(This was supposed to been up Tuesday night, but somehow it didn’t get up here. – T.H.)
UPDATED: See below.
It’s a special Jay Leno Show edition of T Dog’s Four Pack – here are the highlights and lowlights from night one of the show, plus other relevant information ( I was flipping back and forth between Leno and Star Trek: The Next Generation, so I’m reviewing what I was only able to catch:)
– Headlines. Always reliable and funny – it was a great idea to move this to the end.
– Leno’s monologue. It was funny, though a bit short.
– “Cheaters” skit. Great segment – and promotion for a show most most people didn’t know was still on the air.
– The Car Wash Skit. – Wasn’t half bad – actually funny.
– Kanye West. Leno – and the studio audience – went way too easy on him regarding the stunt he pulled on the VMAs Sunday night.
– The opening theme music. Bring back the old theme! Please!
– Jerry Seinfeld. Besides Bee Movie, has Seinfeld done anything since his show ended?
– Stealing bits. Aaron Barnhart of TV Barn and the Kansas City Star pointed out on Twitter Leno’s first line – “This is not a promo. This is the actual show!” was stolen from David Letterman’s first CBS show – way back in 1993.
In all, kind of a disjointed first show – it’s has to flow better than this in the future. Leno is funnier than Letterman – but let’s face it, Letterman’s a better interviewer.
Enough of what you think. Gimme the numbers. In his first night, Leno drew a whopping 18.4 million viewers – easily finishing number one in its 9 p.m. time slot. In adults 18-49, it drew a 5.3 rating and 14 share, according to Nielsen. Quite Impressive!
That’s great, but what about Chicago? Okay, Leno did quite well in Chicago. According to information I acquired from Chicagoland Radio and Media, Leno averaged an average quarter hour rating/share of 6.9/13, beating its closest competitor (CSI: Miami) by a whopping 138% in rating and 140% in share.
It seems Leno – who is a strong draw among the 25-54 news demo – drew viewers away from WGN-TV’s and WFLD-TV’s 9 p.m. newscasts, with both recording much lower-than-average scores.
Did this help WMAQ-TV’s 10 p.m. newscast? Yes! WMAQ-TV scored a rare 10 p.m. news victory Monday night, thanks to the Leno lead-in. WMAQ had an average quarter hour rating/share of 6/15, followed by WLS-TV’s 3.7/9, WBBM-TV’s 2.8/7, and WFLD’s 0.5/1. Keep in mind WFLD has canceled its 10 p.m. newscast and is running The Office at 10 p.m. starting Monday.
Meanwhile, WGN’s Family Guy scored a 1.2/3.
By the way, can anyone remember WLS’ 10 p.m. newscast ever scoring so low?
At 10:35 p.m., WMAQ’s The Tonight Show with Conan O’Brien tied WBBM’s Late Show with David Letterman in households, with ABC’s Nightline placing third.

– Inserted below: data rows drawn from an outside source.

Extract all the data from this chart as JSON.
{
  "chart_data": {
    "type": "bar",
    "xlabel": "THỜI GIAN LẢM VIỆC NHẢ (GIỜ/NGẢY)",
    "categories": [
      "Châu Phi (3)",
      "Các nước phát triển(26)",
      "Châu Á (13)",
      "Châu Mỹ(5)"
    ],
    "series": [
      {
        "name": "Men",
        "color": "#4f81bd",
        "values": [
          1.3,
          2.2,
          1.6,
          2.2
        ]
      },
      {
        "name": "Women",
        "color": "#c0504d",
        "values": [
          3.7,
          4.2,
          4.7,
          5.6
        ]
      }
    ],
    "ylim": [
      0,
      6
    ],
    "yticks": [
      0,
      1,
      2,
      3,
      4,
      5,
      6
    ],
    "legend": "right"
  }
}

Meanwhile, WGN’s Two And a Half Men rerun beat the Simpsons on WFLD by a decisive margin (are viewers finally tiring of the three-times-a-day run of America’s favorite animated family? Fox Chicago management should have eliminated at least one of the runs and kept an episode a day of Seinfeld on the station instead.)
More information from Lewis Lazare: The Sun-Times’ Lewis Lazare had a story on Monday’s and Tuesday’s local ratings for Leno and WMAQ. Monday’s ratings are basically the same, but uses a different method of measuring audiences – just not the AQH method (measured in 15 minute blocks) used in the CRM post.
Tuesday night’s ratings showed a drop for Leno – but still won its time period locally. But WMAQ’s newscast did not benefit, falling to second place at 10 p.m. behind WLS-TV.
Nationally, Leno’s numbers did drop during its second night, but still won its time period in households, total viewers, and adults 18-49. Click here to see the numbers and look at The Jay Leno Show near the bottom of the post.
Wednesday night: Night 3 of The Jay Leno Show showed a sharp increase from the night before – thanks to a strong lead-in from the finale of America’s Got Talent, which drew 15.7 million viewers. Leno earned a HH 8.5/15, with a 3.5/10 among adults 18-49, and 13.3 million viewers. Click here and scroll down to see the numbers.
The bottom line: We won’t get a picture of how Jay Leno is doing until the end of October, at least, when we have several weeks’ worth of numbers to analyze, which will include first-run dramas on CBS and ABC and the baseball playoffs on Fox. But one thing is certain: Leno won’t be drawing 18 million viewers every night.